Prime Minister, Rishi Sunak, said: ‘Empowering patients to choose where they receive treatment will help cut waiting lists, one of my five key priorities.

‘Our aim is to create an NHS built around patients, where everyone has more control over the care they receive, wherever they live or whatever their health needs are.’

Health and social care secretary Steve Barclay said every patient should be able to easily choose where they go to receive treatment.

‘Millions of people downloaded the NHS app during the pandemic. Increasing use of this fantastic resource will enable them to exercise more choice and get access to essential information about the options for their care including journey time, length of wait and quality of service – all at the swipe of a smartphone screen.’

Amanda Pritchard, NHS chief executive, said: ‘Despite significant pressure, the NHS reduced 18-month waits for care by more than 90% by April and, alongside existing tools like elective hubs, surgical robots and “prehab” checks, this is another way that we are continuing to embrace the latest innovations and tech for the benefit of patients.’

Joe Harrison, Chief Executive at Milton Keynes University Hospital NHS Foundation Trust, commented: ‘Staff at NHS trusts across the country have been working flat out to reduce the amount of time patients are waiting for elective treatment, and are making incredible progress.

‘Giving patients even more access to information about their appointments, and being able to choose where they take place through the convenience of the NHS app, will help trusts continue to provide patients with the best possible care, as quickly as possible.’

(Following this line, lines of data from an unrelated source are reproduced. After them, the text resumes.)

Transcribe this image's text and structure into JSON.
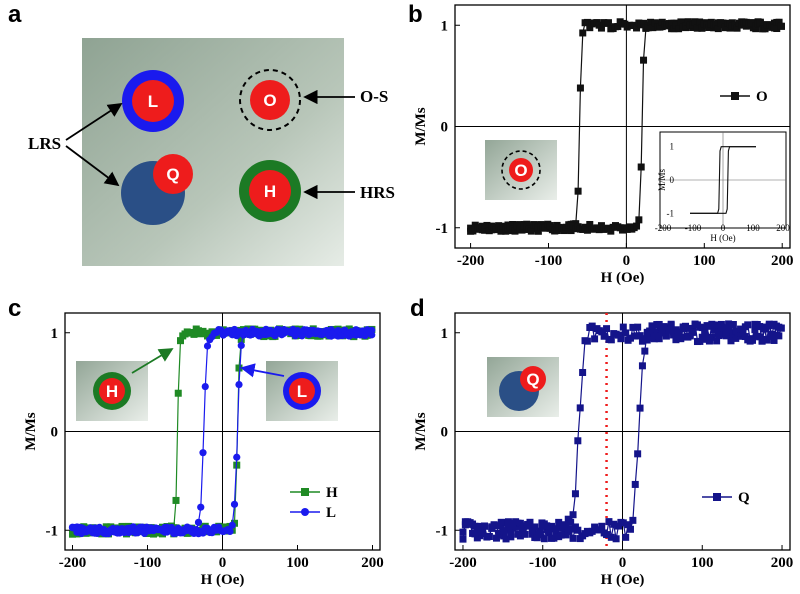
{
  "panel_labels": [
    "a",
    "b",
    "c",
    "d"
  ],
  "panel_a": {
    "dots": {
      "L": "L",
      "O": "O",
      "Q": "Q",
      "H": "H"
    },
    "annotations": {
      "lrs": "LRS",
      "os": "O-S",
      "hrs": "HRS"
    }
  },
  "colors": {
    "red": "#ee1c1c",
    "blue": "#1a1aee",
    "green": "#1c7a24",
    "navy": "#2a4f86",
    "darknavy": "#14148a",
    "black": "#111111",
    "greendata": "#1f8a24"
  },
  "chart_data": [
    {
      "id": "b",
      "type": "line",
      "title": "",
      "xlabel": "H (Oe)",
      "ylabel": "M/Ms",
      "xlim": [
        -220,
        210
      ],
      "ylim": [
        -1.2,
        1.2
      ],
      "xticks": [
        -200,
        -100,
        0,
        100,
        200
      ],
      "yticks": [
        -1,
        0,
        1
      ],
      "legend": "right",
      "inset_dot": "O",
      "series": [
        {
          "name": "O",
          "Hc_left": -60,
          "Hc_right": 20,
          "color": "#111111"
        }
      ],
      "inset": {
        "xlabel": "H (Oe)",
        "ylabel": "M/Ms",
        "xticks": [
          -200,
          -100,
          0,
          100,
          200
        ],
        "yticks": [
          -1,
          0,
          1
        ]
      }
    },
    {
      "id": "c",
      "type": "line",
      "title": "",
      "xlabel": "H (Oe)",
      "ylabel": "M/Ms",
      "xlim": [
        -210,
        210
      ],
      "ylim": [
        -1.2,
        1.2
      ],
      "xticks": [
        -200,
        -100,
        0,
        100,
        200
      ],
      "yticks": [
        -1,
        0,
        1
      ],
      "legend": "bottom-right",
      "inset_dots": [
        "H",
        "L"
      ],
      "series": [
        {
          "name": "H",
          "Hc_left": -60,
          "Hc_right": 20,
          "color": "#1f8a24"
        },
        {
          "name": "L",
          "Hc_left": -25,
          "Hc_right": 20,
          "color": "#1a1aee"
        }
      ]
    },
    {
      "id": "d",
      "type": "line",
      "title": "",
      "xlabel": "H (Oe)",
      "ylabel": "M/Ms",
      "xlim": [
        -210,
        210
      ],
      "ylim": [
        -1.2,
        1.2
      ],
      "xticks": [
        -200,
        -100,
        0,
        100,
        200
      ],
      "yticks": [
        -1,
        0,
        1
      ],
      "legend": "bottom-right",
      "inset_dot": "Q",
      "vline": -20,
      "series": [
        {
          "name": "Q",
          "Hc_left": -55,
          "Hc_right": 20,
          "color": "#14148a"
        }
      ]
    }
  ]
}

While, the Liberal Democrats’ health spokesperson Daisy Cooper MP said: ‘Rishi Sunak is failing on his pledges to cut NHS waiting lists, recruit the NHS staff we need, and fix crumbling hospitals. 

‘This latest gimmick will do nothing to change the fact that under the Conservatives, far too many patients are waiting far too long for the treatment they need.

‘The Government can’t tackle this health crisis until they address the huge staff shortages that blight our local health and care services.’

The Government wants to see 75% of adults in England using the NHS App by March 2024 as the ‘front door’ to the health service.